На исходе лестницы он уже нетерпеливо поджидал – с толстой тетрадью, в которой должен расписаться всяк входящий. И Василий, расшалившись, махнул сабельным росчерком – Чапаев, а Шурочка отметилась Анной Карениной.
Провожая эту мало совместимую парочку к приемной алькальда, охранник то и дело порывался заговорить – что-то сильно наболевшее, накипевшее не давало покоя и выплеснулось- таки у самых дверей:
– Документы проверял! Клянусь девственницей Гвадалупой! Он вызывал доверие! Кто же мог знать?
Сумбурное признание предварило сомнения и страсти, царившие в самой приемной.
Две секретарши – Пати-Лети и Пипита – дымились многозначительными сигаретными клубами. Вероятно, уже высказали все, что могли-хотели, и теперь таинственно общались взмахами бровей, миганием и таращением глаз, краснением и бледнением щек, кручением носа и трясением, будто от утюжного ожога, кистями рук, что в мексиканской среде означает невероятный эмоциональный перегрев.
Любезная Пати-Лети протянула небольшие анкеты, куда требовалось внести семейное положение, группу крови и отпечаток пальца на собственный выбор.
– Присаживайтесь, – сказала она. – Придется чуть-чуть подождать. Аль рато![50]
– Не уверена, – возразила прямолинейная Пипита. – Возможно, аста маньяна.[51]
Шурочка и Василий опустились на мягкие, располагающие к долгой отсидке стулья. Напротив под стеной стояла картина, укрытая полотном, а от ее висения сохранился большой светлый квадрат.
– Можно взглянуть? – спросила Шурочка, быстро пресытившись квадратом.

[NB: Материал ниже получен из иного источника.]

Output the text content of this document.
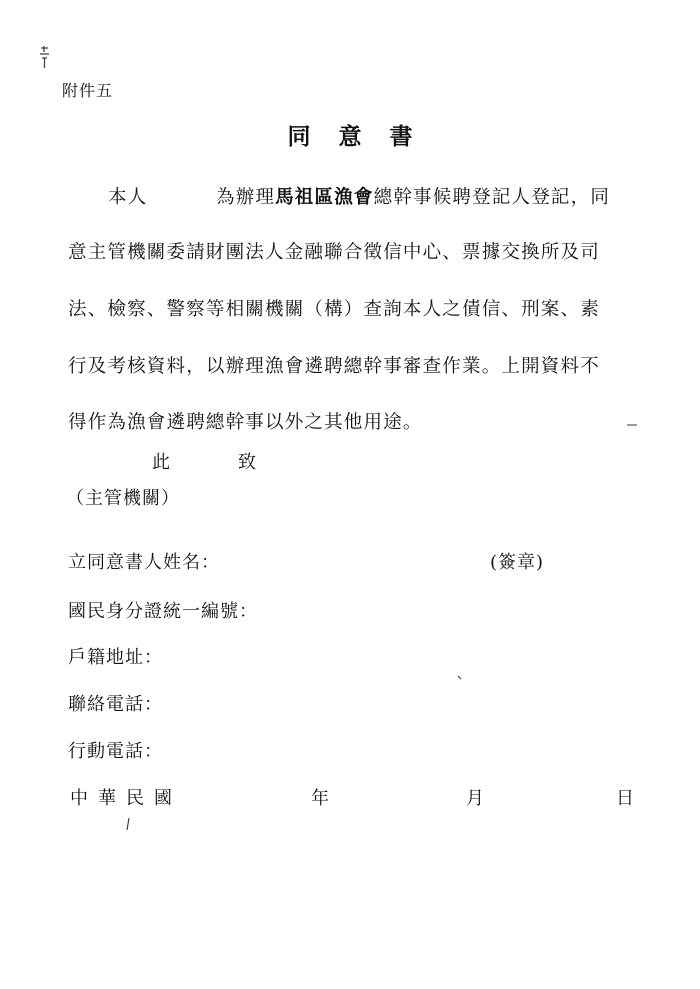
附件五
同意書
本人	為辦理馬祖區漁會總幹事候聘登記人登記，同
意主管機關委請財團法人金融聯合徵信中心、票據交換所及司
法、檢察、警察等相關機關（構）查詢本人之債信、刑案、素
行及考核資料，以辦理漁會遴聘總幹事審查作業。上開資料不
得作為漁會遴聘總幹事以外之其他用途。
此	致
（主管機關）
立同意書人姓名：	(簽章)
國民身分證統一編號：
戶籍地址：
聯絡電話：
行動電話：
中華民國	年	月	日
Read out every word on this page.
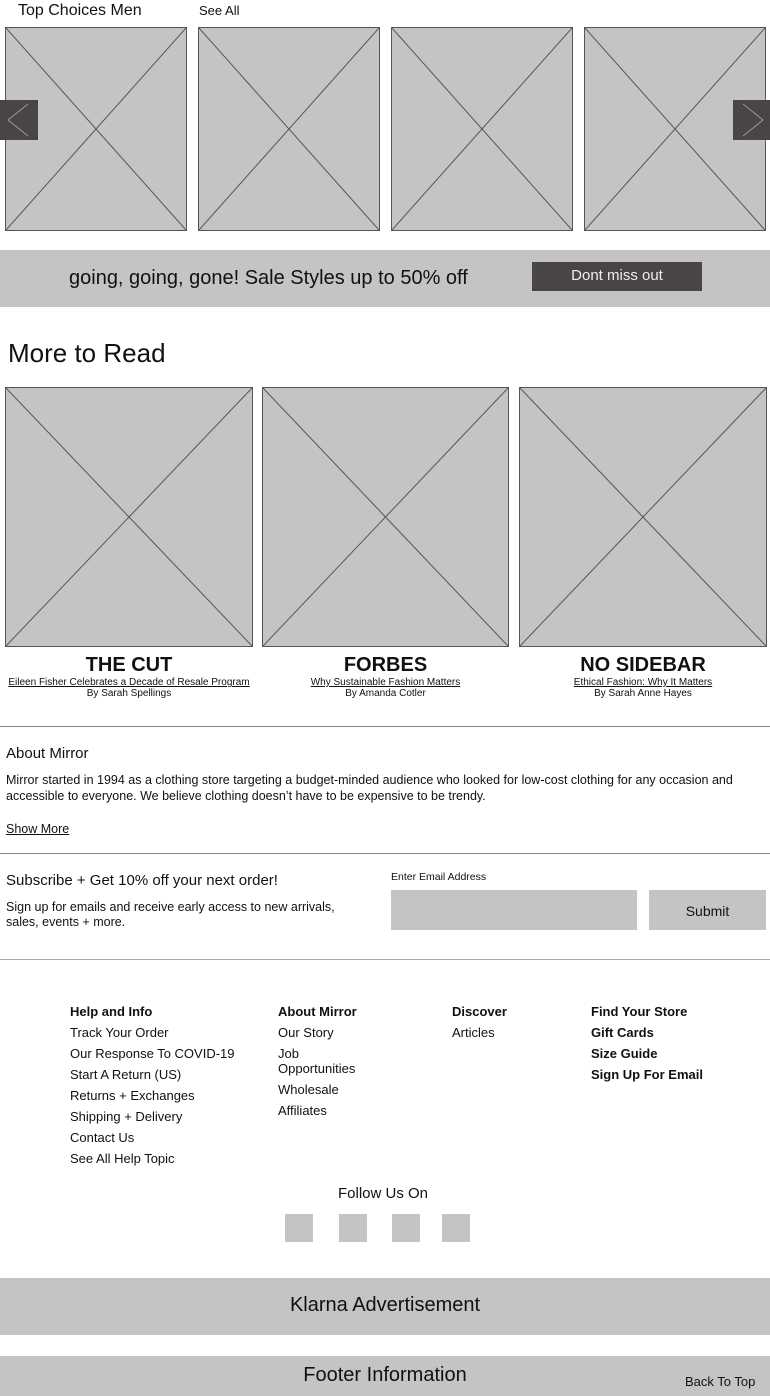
Top Choices Men	See All
going, going, gone! Sale Styles up to 50% off	Dont miss out
More to Read
THE CUT
Eileen Fisher Celebrates a Decade of Resale Program
By Sarah Spellings
FORBES
Why Sustainable Fashion Matters
By Amanda Cotler
NO SIDEBAR
Ethical Fashion: Why It Matters
By Sarah Anne Hayes
About Mirror
Mirror started in 1994 as a clothing store targeting a budget-minded audience who looked for low-cost clothing for any occasion and accessible to everyone. We believe clothing doesn’t have to be expensive to be trendy.
Show More
Subscribe + Get 10% off your next order!
Sign up for emails and receive early access to new arrivals, sales, events + more.
Enter Email Address
Submit
Help and Info
Track Your Order
Our Response To COVID-19
Start A Return (US)
Returns + Exchanges
Shipping + Delivery
Contact Us
See All Help Topic
About Mirror
Our Story
Job Opportunities
Wholesale
Affiliates
Discover
Articles
Find Your Store
Gift Cards
Size Guide
Sign Up For Email
Follow Us On
Klarna Advertisement
Footer Information	Back To Top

– Думаю, – с заминкой ответила Пати-Лети, – можно. Это портрет нашего алькальда.
Приподнимая полотно, Шурочка улыбнулась Василию:
– Интересно, в чьи руки попадут сокровища Моктесумы?

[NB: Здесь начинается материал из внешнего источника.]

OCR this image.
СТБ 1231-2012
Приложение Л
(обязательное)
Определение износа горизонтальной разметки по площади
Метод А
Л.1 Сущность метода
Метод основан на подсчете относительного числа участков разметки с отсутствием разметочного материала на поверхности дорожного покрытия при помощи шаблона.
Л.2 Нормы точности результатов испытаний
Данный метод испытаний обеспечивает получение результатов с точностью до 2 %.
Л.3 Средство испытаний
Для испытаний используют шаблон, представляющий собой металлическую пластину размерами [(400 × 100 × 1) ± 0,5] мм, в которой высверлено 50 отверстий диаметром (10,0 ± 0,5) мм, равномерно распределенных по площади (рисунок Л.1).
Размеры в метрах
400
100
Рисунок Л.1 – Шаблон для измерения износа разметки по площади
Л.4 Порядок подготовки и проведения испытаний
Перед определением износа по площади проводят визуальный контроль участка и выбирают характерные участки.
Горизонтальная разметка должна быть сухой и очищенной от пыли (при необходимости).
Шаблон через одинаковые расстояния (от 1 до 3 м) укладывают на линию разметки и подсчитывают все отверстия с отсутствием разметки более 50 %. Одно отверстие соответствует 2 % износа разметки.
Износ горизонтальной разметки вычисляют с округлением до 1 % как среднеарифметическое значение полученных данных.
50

– В руки народа! – бодро сказал он. – И эти руки воздвигнут храм.
Но те, что высовывались с портрета, вряд ли чего-либо когда-либо воздвигали – разве что преграды и препоны. Они напоминали запретительные кирпичи.

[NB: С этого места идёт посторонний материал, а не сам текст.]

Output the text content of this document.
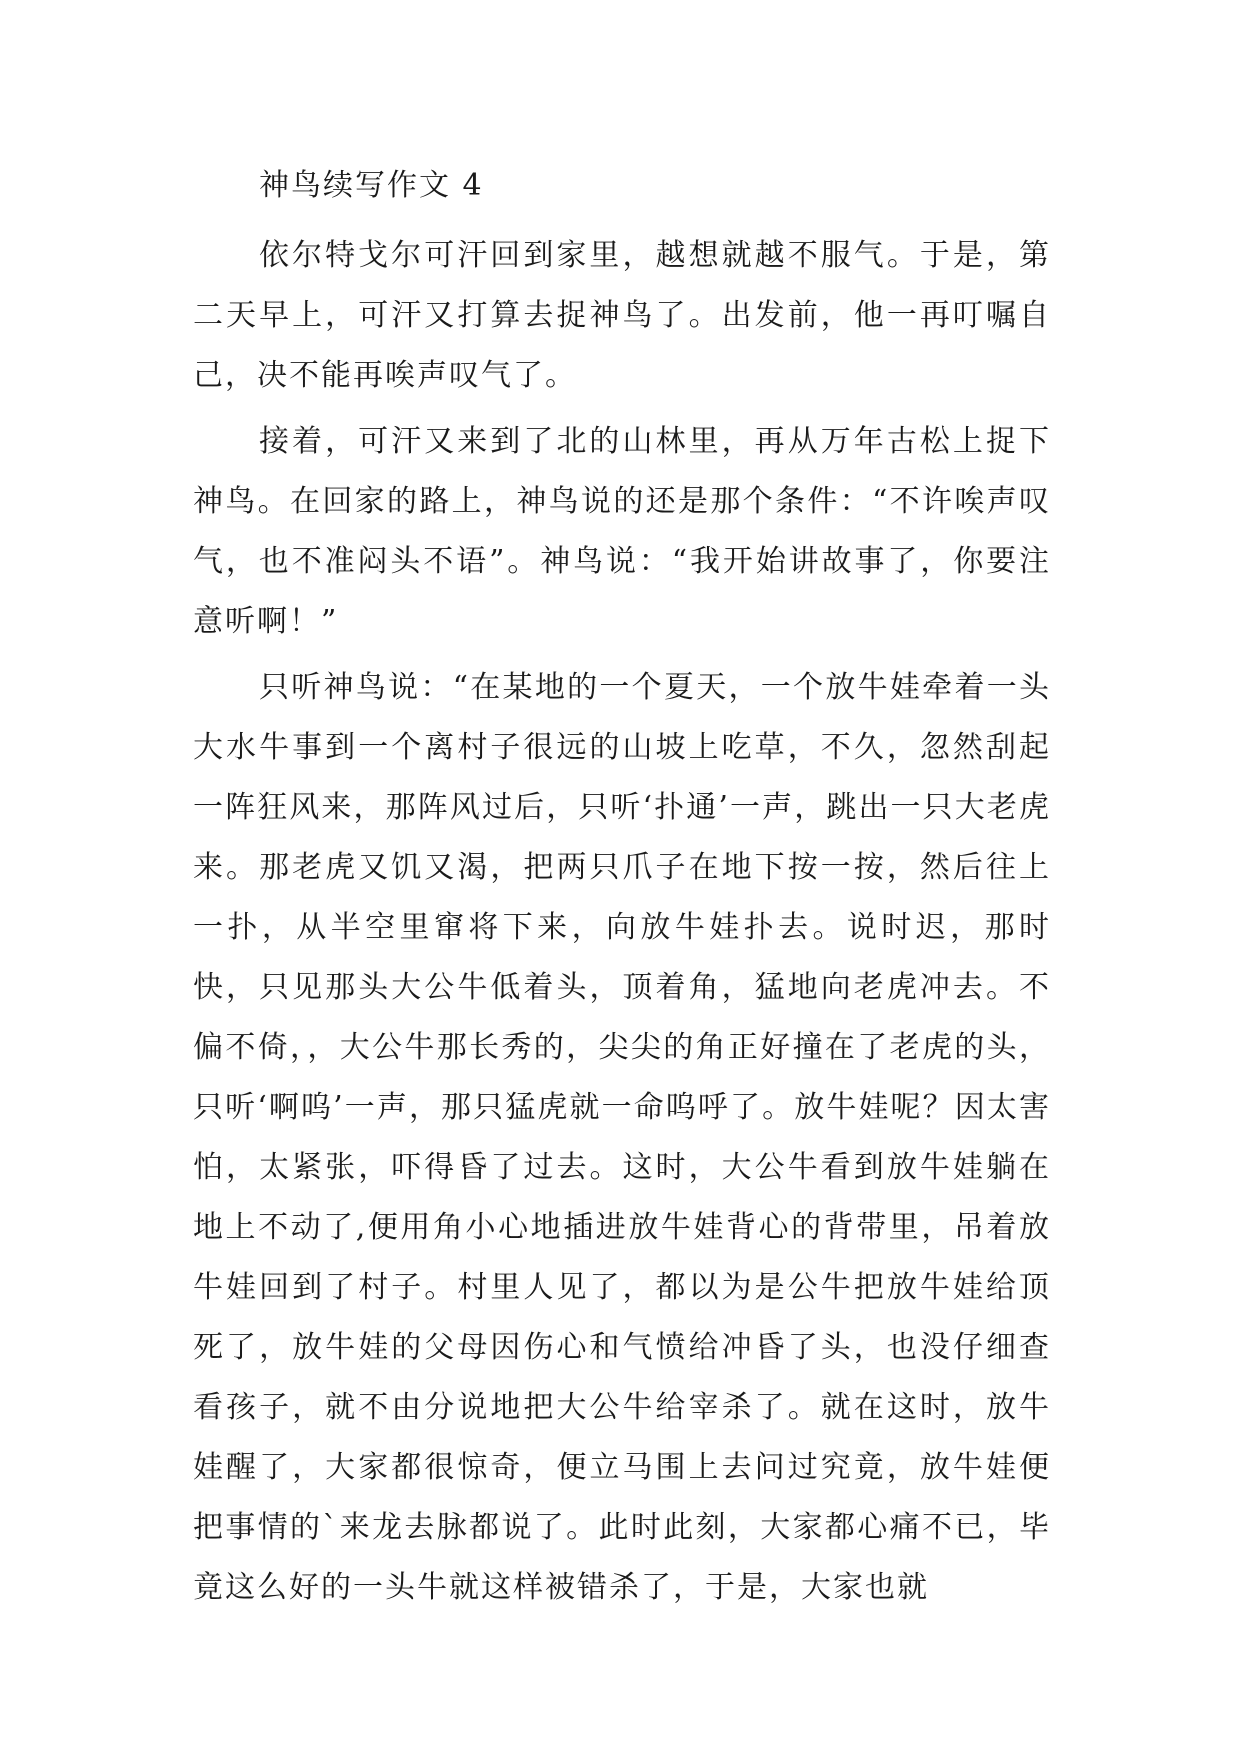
神鸟续写作文 4

依尔特戈尔可汗回到家里，越想就越不服气。于是，第二天早上，可汗又打算去捉神鸟了。出发前，他一再叮嘱自己，决不能再唉声叹气了。

接着，可汗又来到了北的山林里，再从万年古松上捉下神鸟。在回家的路上，神鸟说的还是那个条件：“不许唉声叹气，也不准闷头不语”。神鸟说：“我开始讲故事了，你要注意听啊！”

只听神鸟说：“在某地的一个夏天，一个放牛娃牵着一头大水牛事到一个离村子很远的山坡上吃草，不久，忽然刮起一阵狂风来，那阵风过后，只听‘扑通’一声，跳出一只大老虎来。那老虎又饥又渴，把两只爪子在地下按一按，然后往上一扑，从半空里窜将下来，向放牛娃扑去。说时迟，那时快，只见那头大公牛低着头，顶着角，猛地向老虎冲去。不偏不倚，，大公牛那长秀的，尖尖的角正好撞在了老虎的头，只听‘啊呜’一声，那只猛虎就一命呜呼了。放牛娃呢？因太害怕，太紧张，吓得昏了过去。这时，大公牛看到放牛娃躺在地上不动了,便用角小心地插进放牛娃背心的背带里，吊着放牛娃回到了村子。村里人见了，都以为是公牛把放牛娃给顶死了，放牛娃的父母因伤心和气愤给冲昏了头，也没仔细查看孩子，就不由分说地把大公牛给宰杀了。就在这时，放牛娃醒了，大家都很惊奇，便立马围上去问过究竟，放牛娃便把事情的`来龙去脉都说了。此时此刻，大家都心痛不已，毕竟这么好的一头牛就这样被错杀了，于是，大家也就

Екнуло Шурочкино сердце. Одним махом сдернула она полотно. И опустилась на пол, едва ли не в кирпичные руки. Это был портрет Алексея Степаныча Городничего!
Художник изобразил его в полный рост, изумрудноглазым и золотоухим, между двумя ширмами со сценами из жизни Моктесумы.
– Невероятно! – воскликнул Василий, будто залюбовался Моной Лизой. – Какая мощь! А глубина экспрессии! А эта загадливая ухмылка!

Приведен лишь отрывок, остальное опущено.